A basic homogenization problem for the $p$-Laplacian in ${\mathbb R}^d$ perforated along a sphere: $L^\infty$ estimates

TL;DR

This paper analyzes the asymptotic behavior of solutions to a $p$-Laplacian boundary value problem in a perforated domain with small cavities, identifying a critical scaling window and constructing explicit approximations.

Contribution

It introduces a new explicit ansatz function for the $p$-Laplacian problem in perforated domains, capturing the solution's behavior across different scaling regimes.

Findings

Solution converges to a scaled $p$-harmonic function outside the sphere.

Explicit formula for the limiting constant $A_*$ in the critical window.

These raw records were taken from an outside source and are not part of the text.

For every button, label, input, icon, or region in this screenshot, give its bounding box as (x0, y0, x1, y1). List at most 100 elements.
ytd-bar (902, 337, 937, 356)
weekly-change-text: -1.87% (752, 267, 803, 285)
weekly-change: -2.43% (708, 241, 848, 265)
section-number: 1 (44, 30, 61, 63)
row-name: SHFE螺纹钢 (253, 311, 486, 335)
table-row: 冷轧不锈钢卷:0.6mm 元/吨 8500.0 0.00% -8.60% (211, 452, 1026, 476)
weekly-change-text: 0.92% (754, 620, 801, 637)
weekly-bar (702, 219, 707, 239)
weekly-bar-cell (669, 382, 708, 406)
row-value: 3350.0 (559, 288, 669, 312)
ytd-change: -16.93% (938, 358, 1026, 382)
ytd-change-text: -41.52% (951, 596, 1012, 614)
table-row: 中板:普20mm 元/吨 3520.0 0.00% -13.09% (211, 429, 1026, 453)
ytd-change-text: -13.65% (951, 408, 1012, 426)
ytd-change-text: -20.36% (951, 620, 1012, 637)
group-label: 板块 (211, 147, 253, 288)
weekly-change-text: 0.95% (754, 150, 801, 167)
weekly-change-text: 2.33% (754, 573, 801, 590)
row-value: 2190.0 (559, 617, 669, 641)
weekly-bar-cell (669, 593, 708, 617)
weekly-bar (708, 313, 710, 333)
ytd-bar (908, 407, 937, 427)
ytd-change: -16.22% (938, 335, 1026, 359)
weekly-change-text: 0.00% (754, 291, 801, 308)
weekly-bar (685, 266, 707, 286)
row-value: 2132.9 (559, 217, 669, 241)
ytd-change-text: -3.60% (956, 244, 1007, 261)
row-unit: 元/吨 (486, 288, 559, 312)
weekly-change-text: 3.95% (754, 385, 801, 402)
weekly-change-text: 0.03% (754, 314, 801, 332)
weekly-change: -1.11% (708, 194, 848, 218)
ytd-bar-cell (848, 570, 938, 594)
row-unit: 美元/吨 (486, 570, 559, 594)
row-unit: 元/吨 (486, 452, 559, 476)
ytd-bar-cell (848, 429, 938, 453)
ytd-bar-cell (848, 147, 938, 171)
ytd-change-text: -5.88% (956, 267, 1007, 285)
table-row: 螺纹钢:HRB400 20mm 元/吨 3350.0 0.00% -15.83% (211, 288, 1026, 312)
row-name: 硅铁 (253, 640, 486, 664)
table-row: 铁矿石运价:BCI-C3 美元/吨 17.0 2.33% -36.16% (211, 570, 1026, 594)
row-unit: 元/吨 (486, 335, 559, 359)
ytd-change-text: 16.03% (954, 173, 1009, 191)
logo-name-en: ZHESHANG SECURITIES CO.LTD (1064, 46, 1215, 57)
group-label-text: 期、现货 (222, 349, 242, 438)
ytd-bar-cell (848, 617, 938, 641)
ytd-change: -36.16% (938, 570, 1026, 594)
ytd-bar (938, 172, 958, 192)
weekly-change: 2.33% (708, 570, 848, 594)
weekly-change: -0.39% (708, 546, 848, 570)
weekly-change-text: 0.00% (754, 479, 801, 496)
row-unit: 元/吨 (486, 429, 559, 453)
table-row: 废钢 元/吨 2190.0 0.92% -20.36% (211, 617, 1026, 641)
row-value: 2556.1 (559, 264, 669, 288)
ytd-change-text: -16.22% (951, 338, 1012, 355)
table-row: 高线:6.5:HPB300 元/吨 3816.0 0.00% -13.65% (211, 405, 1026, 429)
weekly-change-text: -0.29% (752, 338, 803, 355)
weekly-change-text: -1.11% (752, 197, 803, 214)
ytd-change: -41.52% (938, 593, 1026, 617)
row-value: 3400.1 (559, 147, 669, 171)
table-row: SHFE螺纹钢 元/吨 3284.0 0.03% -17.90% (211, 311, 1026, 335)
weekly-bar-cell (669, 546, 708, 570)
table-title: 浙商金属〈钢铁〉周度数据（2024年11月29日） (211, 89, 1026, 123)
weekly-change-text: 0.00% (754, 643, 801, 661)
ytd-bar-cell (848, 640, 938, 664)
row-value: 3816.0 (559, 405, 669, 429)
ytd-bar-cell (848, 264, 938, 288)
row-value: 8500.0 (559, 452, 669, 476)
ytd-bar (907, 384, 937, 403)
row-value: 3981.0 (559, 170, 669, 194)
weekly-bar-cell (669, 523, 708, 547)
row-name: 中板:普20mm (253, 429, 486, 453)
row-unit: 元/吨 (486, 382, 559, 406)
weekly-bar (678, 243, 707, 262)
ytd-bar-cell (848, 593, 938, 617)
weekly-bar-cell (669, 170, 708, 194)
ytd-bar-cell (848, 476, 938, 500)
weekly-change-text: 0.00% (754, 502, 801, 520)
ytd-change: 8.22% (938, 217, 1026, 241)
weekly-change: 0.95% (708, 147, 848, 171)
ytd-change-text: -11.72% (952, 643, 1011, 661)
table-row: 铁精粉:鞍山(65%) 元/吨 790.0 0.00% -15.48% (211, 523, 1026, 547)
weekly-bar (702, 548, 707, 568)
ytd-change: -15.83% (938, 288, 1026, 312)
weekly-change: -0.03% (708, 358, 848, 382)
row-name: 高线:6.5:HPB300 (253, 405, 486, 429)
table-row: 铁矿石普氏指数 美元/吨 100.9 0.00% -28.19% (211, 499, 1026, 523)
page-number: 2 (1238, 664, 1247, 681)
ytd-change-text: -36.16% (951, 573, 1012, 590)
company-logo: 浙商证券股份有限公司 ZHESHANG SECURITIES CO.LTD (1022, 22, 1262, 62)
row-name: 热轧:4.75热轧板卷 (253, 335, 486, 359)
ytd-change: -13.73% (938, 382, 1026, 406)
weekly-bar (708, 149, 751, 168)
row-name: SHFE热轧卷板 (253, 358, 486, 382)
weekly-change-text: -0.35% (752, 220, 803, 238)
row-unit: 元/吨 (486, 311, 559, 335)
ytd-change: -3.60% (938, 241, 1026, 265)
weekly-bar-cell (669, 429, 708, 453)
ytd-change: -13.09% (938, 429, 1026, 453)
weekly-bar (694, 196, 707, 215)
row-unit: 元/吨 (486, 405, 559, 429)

Determination of the limiting $p$-capacity in various regimes.

Abstract

We consider a boundary value problem for the $p$-Laplacian, posed in the exterior of small cavities that all have the same $p$-capacity and are anchored to the unit sphere in $\mathbb{R}^d$, where $1<p<d.$ We assume that the distance between anchoring points is at least $\varepsilon$ and the characteristic diameter of cavities is $\alpha \varepsilon$, where $\alpha=\alpha(\varepsilon)$ tends to 0 with $\varepsilon$. We also assume that anchoring points are asymptotically uniformly distributed as $\varepsilon \downarrow 0$, and their number is asymptotic to a positive constant times $\varepsilon^{1-d}$. The solution $u=u^\varepsilon$ is required to be 1 on all cavities and decay to 0 at infinity. Our goal is to describe the behavior of solutions for small $\varepsilon>0$. We show that the problem possesses a critical window characterized by $\tau:=\lim_{\varepsilon \downarrow 0}\alpha /\alpha_c \in (0,\infty)$, where $\alpha_c=\varepsilon^{1/\gamma}$ and $\gamma= \frac{d-p}{p-1}.$ We prove that outside the unit sphere, as $\varepsilon\downarrow 0$, the solution converges to $A_*U$ for some constant $A_*$, where $U(x)=\min\{1,|x|^{-\gamma}\}$ is the radial $p$-harmonic function outside the unit ball. Here the constant $A_*$ equals 0 if $\tau=0$, while $A_*=1$ if $\tau=\infty$. In the critical window where $\tau$ is positive and finite, $ A_*\in(0,1)$ is explicitly computed in terms of the parameters of the problem. We also evaluate the limiting $p$-capacity in all three cases mentioned above. Our key new tool is the construction of an explicit ansatz function $u_{A_*}^\varepsilon$ that approximates the solution $u^\varepsilon$ in $L^{\infty}(\mathbb{R}^d)$ and satisfies $\|\nabla u^\varepsilon-\nabla u_{A_*}^\varepsilon \|_{L^{p}(\mathbb{R}^d)} \to 0$ as $\varepsilon \downarrow 0$.